Replacement Housing or Replacing People


The replacement housing that is now being built in the West Haven community is not without a wide range of concerns by some of the people who are supposed to acquire these new units. These people I refer to are the displaced families of Henry Horner Homes. There have been a number of families displaced due to the demolition of three buildings that once stood on the strip of land from Damen Avenue and Lake Street to Hoyne Avenue and Lake Street. Many of these families received Section 8 certificates while others received housing vouchers allowing them to move back on site once the new units had been built. Some of the new units have been built and occupied by Horner residents on Hoyne. For those occupants, there have been complaints about their new units.

However, there are a number of residents who are scheduled to move into some of the new units in the area who say that they are having problems moving in. One problem consists of residents not being allowed to move in because their families are larger than expected and they have been told that they have to take smaller units or wait until larger units are constructed, which may never happen. Another problem residents are having is with the process of which families get to move into the units first.

The families that move into the units are determined by a lottery. This lottery is only necessary when there are not enough units available for families who desire the same size apartment: for example, there are 30 families that desire a 3-bedroom apartment but there are only 16 units available. This is when the lottery comes into effect. The families are then selected by the Horner Resident Committee (HRC) according to the building next in line to receive units mandated by the consent decree.

One problem with choosing families by lottery is that many residents feel that the buildings may become too empty, leaving a small percentage of families in a building that once was full of families. Some view this as very unsafe. Some residents say that if you leave a building with two or more families left in it, then eventually those families would be overlooked. Security would no longer be a big concern because you wouldn’t have a number of people to look after. Repairs would no longer get done because housing would no longer allow their maintenance staff to perform their normal duties, etc.

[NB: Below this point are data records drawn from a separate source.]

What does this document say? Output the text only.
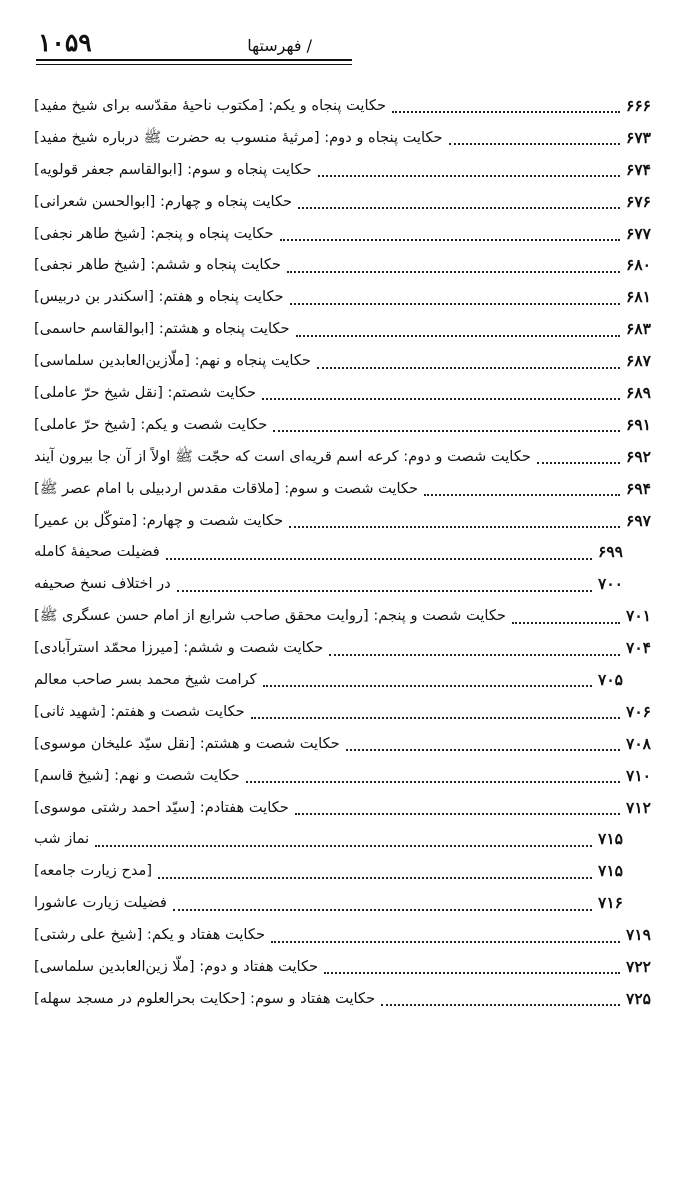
۱۰۵۹	/ فهرستها
حکایت پنجاه و یکم: [مکتوب ناحیهٔ مقدّسه برای شیخ مفید]	۶۶۶
حکایت پنجاه و دوم: [مرثیهٔ منسوب به حضرت ﷺ درباره شیخ مفید]	۶۷۳
حکایت پنجاه و سوم: [ابوالقاسم جعفر قولویه]	۶۷۴
حکایت پنجاه و چهارم: [ابوالحسن شعرانی]	۶۷۶
حکایت پنجاه و پنجم: [شیخ طاهر نجفی]	۶۷۷
حکایت پنجاه و ششم: [شیخ طاهر نجفی]	۶۸۰
حکایت پنجاه و هفتم: [اسکندر بن دربیس]	۶۸۱
حکایت پنجاه و هشتم: [ابوالقاسم حاسمی]	۶۸۳
حکایت پنجاه و نهم: [ملّازین‌العابدین سلماسی]	۶۸۷
حکایت شصتم: [نقل شیخ حرّ عاملی]	۶۸۹
حکایت شصت و یکم: [شیخ حرّ عاملی]	۶۹۱
حکایت شصت و دوم: کرعه اسم قریه‌ای است که حجّت ﷺ اولاً از آن جا بیرون آیند	۶۹۲
حکایت شصت و سوم: [ملاقات مقدس اردبیلی با امام عصر ﷺ]	۶۹۴
حکایت شصت و چهارم: [متوکّل بن عمیر]	۶۹۷
فضیلت صحیفهٔ کامله	۶۹۹
در اختلاف نسخ صحیفه	۷۰۰
حکایت شصت و پنجم: [روایت محقق صاحب شرایع از امام حسن عسگری ﷺ]	۷۰۱
حکایت شصت و ششم: [میرزا محمّد استرآبادی]	۷۰۴
کرامت شیخ محمد بسر صاحب معالم	۷۰۵
حکایت شصت و هفتم: [شهید ثانی]	۷۰۶
حکایت شصت و هشتم: [نقل سیّد علیخان موسوی]	۷۰۸
حکایت شصت و نهم: [شیخ قاسم]	۷۱۰
حکایت هفتادم: [سیّد احمد رشتی موسوی]	۷۱۲
نماز شب	۷۱۵
[مدح زیارت جامعه]	۷۱۵
فضیلت زیارت عاشورا	۷۱۶
حکایت هفتاد و یکم: [شیخ علی رشتی]	۷۱۹
حکایت هفتاد و دوم: [ملّا زین‌العابدین سلماسی]	۷۲۲
حکایت هفتاد و سوم: [حکایت بحرالعلوم در مسجد سهله]	۷۲۵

Another major problem that now looms over Horner residents is that some units are now being withheld from transfer to Horner residents by Earnest Gates, the president of the Near West Development Corporation. Near West Development is a partner with MCL Development and both firms are now building some of the units for Horner residents as well as working-class families that desire to move into the new units, thus creating a mixed community called West Haven with people of different economic backgrounds and lifestyles.

Some residents of Horner feel that Gates is not trying to create a mixed community but rather trying to replace residents that now reside in the area with more affluent people whose presence in the community may somehow transform it into something that he alone wants. The Horner residents who are suspicious of Gates feel that he does not want a community of people who rent but just people who own homes.

Would this be a fair assumption or Gates’ goals? Only he can answer that question. I have not spoken with Gates on this matter but certainly I am not opposed to getting his response for a follow-up to this story. There seems to be a division within the community of people who should consider themselves neighbors. Instead, they view themselves as homeowners and Horner residents. This so-called haven is turning out to be everything but a haven. It’s turning out to be a community of segregation and separatism. If we want this community to thrive and become productive once again, we need to find ways where we can work together on issuers that do not affect one-half of the community because they reside in public housing. We need to work together so we can improve upon current conditions to better our community as true neighbors.

If we can accomplish that one task, then the community that has been named West Haven will indeed show the world that it is just that, a haven were people are proud to call it their home.